For years, life felt REALLY messy with two little kids.
(I know there are plenty of mamas with lots more kids, but man, 2 can feel like 8 sometimes. 1, 2, 8, or 18 — you ALL have my utmost respect.)
As expats and nomads, I often don’t have a dedicated office. I run my business from my backpack, coffee shops, and various spaces in our home.
And I used to constantly feel pulled in too many directions — like I wasn’t getting much done and also wasn’t spending time as a family.
And I realized that I was trying to live too much “in the middle.”
I was trying to juggle being a mama, a wife, a travel/life/household logistics coordinator and an industry leader and influencer too close together, so that nothing ends up getting enough focus and attention and everything feels half-assed.
Can you relate?!
What I realized is that we could keep doing what we were doing, day in and day out, and *maybe* inch forward.
But it would come at a price.
For me, I suspect the price would be feeling like a failure at everything and resenting it.
And I would never get real momentum going.
And, for me and my personality, momentum is rocket fuel.
I realized that instead of living “in the middle” of all the things, I have to decisively move all the way into one role (for a clear, defined period of time), then to the other.

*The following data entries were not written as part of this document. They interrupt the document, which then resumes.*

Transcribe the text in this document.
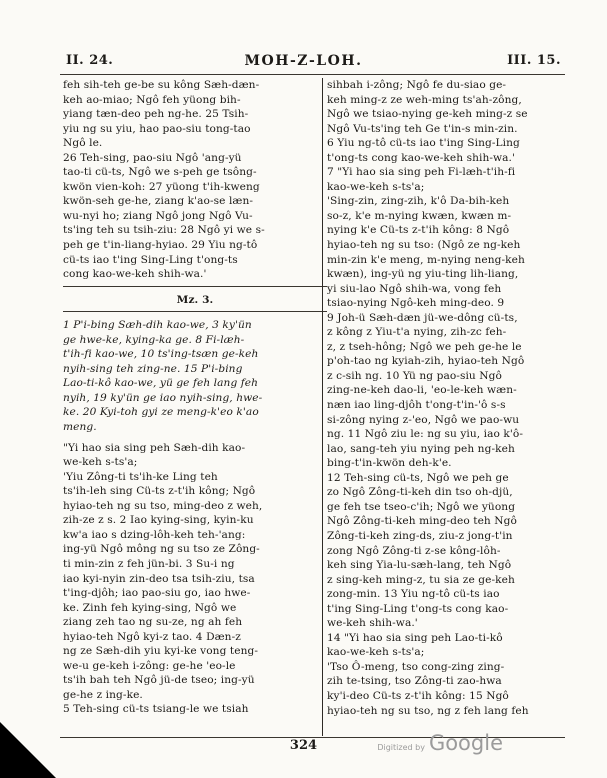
II. 24.	MOH-Z-LOH.	III. 15.
feh sih-teh ge-be su kông Sæh-dæn-
keh ao-miao; Ngô feh yüong bih-
yiang tæn-deo peh ng-he. 25 Tsih-
yiu ng su yiu, hao pao-siu tong-tao
Ngô le.
26 Teh-sing, pao-siu Ngô 'ang-yü
tao-ti cü-ts, Ngô we s-peh ge tsông-
kwön vien-koh: 27 yüong t'ih-kweng
kwön-seh ge-he, ziang k'ao-se læn-
wu-nyi ho; ziang Ngô jong Ngô Vu-
ts'ing teh su tsih-ziu: 28 Ngô yi we s-
peh ge t'in-liang-hyiao. 29 Yiu ng-tô
cü-ts iao t'ing Sing-Ling t'ong-ts
cong kao-we-keh shih-wa.'
Mz. 3.
1 P'i-bing Sæh-dih kao-we, 3 ky'ün
ge hwe-ke, kying-ka ge. 8 Fi-læh-
t'ih-fi kao-we, 10 ts'ing-tsæn ge-keh
nyih-sing teh zing-ne. 15 P'i-bing
Lao-ti-kô kao-we, yü ge feh lang feh
nyih, 19 ky'ün ge iao nyih-sing, hwe-
ke. 20 Kyi-toh gyi ze meng-k'eo k'ao
meng.
"Yi hao sia sing peh Sæh-dih kao-
we-keh s-ts'a;
'Yiu Zông-ti ts'ih-ke Ling teh
ts'ih-leh sing Cü-ts z-t'ih kông; Ngô
hyiao-teh ng su tso, ming-deo z weh,
zih-ze z s. 2 Iao kying-sing, kyin-ku
kw'a iao s dzing-lôh-keh teh-'ang:
ing-yü Ngô mông ng su tso ze Zông-
ti min-zin z feh jün-bi. 3 Su-i ng
iao kyi-nyin zin-deo tsa tsih-ziu, tsa
t'ing-djôh; iao pao-siu go, iao hwe-
ke. Zinh feh kying-sing, Ngô we
ziang zeh tao ng su-ze, ng ah feh
hyiao-teh Ngô kyi-z tao. 4 Dæn-z
ng ze Sæh-dih yiu kyi-ke vong teng-
we-u ge-keh i-zông: ge-he 'eo-le
ts'ih bah teh Ngô jü-de tseo; ing-yü
ge-he z ing-ke.
5 Teh-sing cü-ts tsiang-le we tsiah
sihbah i-zông; Ngô fe du-siao ge-
keh ming-z ze weh-ming ts'ah-zông,
Ngô we tsiao-nying ge-keh ming-z se
Ngô Vu-ts'ing teh Ge t'in-s min-zin.
6 Yiu ng-tô cü-ts iao t'ing Sing-Ling
t'ong-ts cong kao-we-keh shih-wa.'
7 "Yi hao sia sing peh Fi-læh-t'ih-fi
kao-we-keh s-ts'a;
'Sing-zin, zing-zih, k'ô Da-bih-keh
so-z, k'e m-nying kwæn, kwæn m-
nying k'e Cü-ts z-t'ih kông: 8 Ngô
hyiao-teh ng su tso: (Ngô ze ng-keh
min-zin k'e meng, m-nying neng-keh
kwæn), ing-yü ng yiu-ting lih-liang,
yi siu-lao Ngô shih-wa, vong feh
tsiao-nying Ngô-keh ming-deo. 9
9 Joh-ü Sæh-dæn jü-we-dông cü-ts,
z kông z Yiu-t'a nying, zih-zc feh-
z, z tseh-hông; Ngô we peh ge-he le
p'oh-tao ng kyiah-zih, hyiao-teh Ngô
z c-sih ng. 10 Yü ng pao-siu Ngô
zing-ne-keh dao-li, 'eo-le-keh wæn-
næn iao ling-djôh t'ong-t'in-'ô s-s
si-zông nying z-'eo, Ngô we pao-wu
ng. 11 Ngô ziu le: ng su yiu, iao k'ô-
lao, sang-teh yiu nying peh ng-keh
bing-t'in-kwön deh-k'e.
12 Teh-sing cü-ts, Ngô we peh ge
zo Ngô Zông-ti-keh din tso oh-djü,
ge feh tse tseo-c'ih; Ngô we yüong
Ngô Zông-ti-keh ming-deo teh Ngô
Zông-ti-keh zing-ds, ziu-z jong-t'in
zong Ngô Zông-ti z-se kông-lôh-
keh sing Yia-lu-sæh-lang, teh Ngô
z sing-keh ming-z, tu sia ze ge-keh
zong-min. 13 Yiu ng-tô cü-ts iao
t'ing Sing-Ling t'ong-ts cong kao-
we-keh shih-wa.'
14 "Yi hao sia sing peh Lao-ti-kô
kao-we-keh s-ts'a;
'Tso Ô-meng, tso cong-zing zing-
zih te-tsing, tso Zông-ti zao-hwa
ky'i-deo Cü-ts z-t'ih kông: 15 Ngô
hyiao-teh ng su tso, ng z feh lang feh
324	Digitized by Google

I need to spend a full day (or at least an afternoon) JUST being mama. Then, I need a full day (or at least a morning) focusing on work.
And in order to do that, I needed help. WE needed help, as a family.
So, we sought out help.
We decided that what would be a good fit for us would be a live-in nanny/big sister. Another adult in the house who could help with the kids, laundry, cooking, household stuff. In the process of reviewing profiles of 200+ women, adjusting to the transition of having someone live with us, and the details in between, I know this to be true:
I *can* be the mama, the wife, and the leader I want to be.
I just need help. And a plan to give each the attention that it deserves.
And, the acceptance that it’s just gonna be a little messy.
As Robin Sharma is quoted as saying, “Change is hard at first, messy in the middle, and gorgeous at the end.”
We can’t get to the gorgeous without the hard and the mess.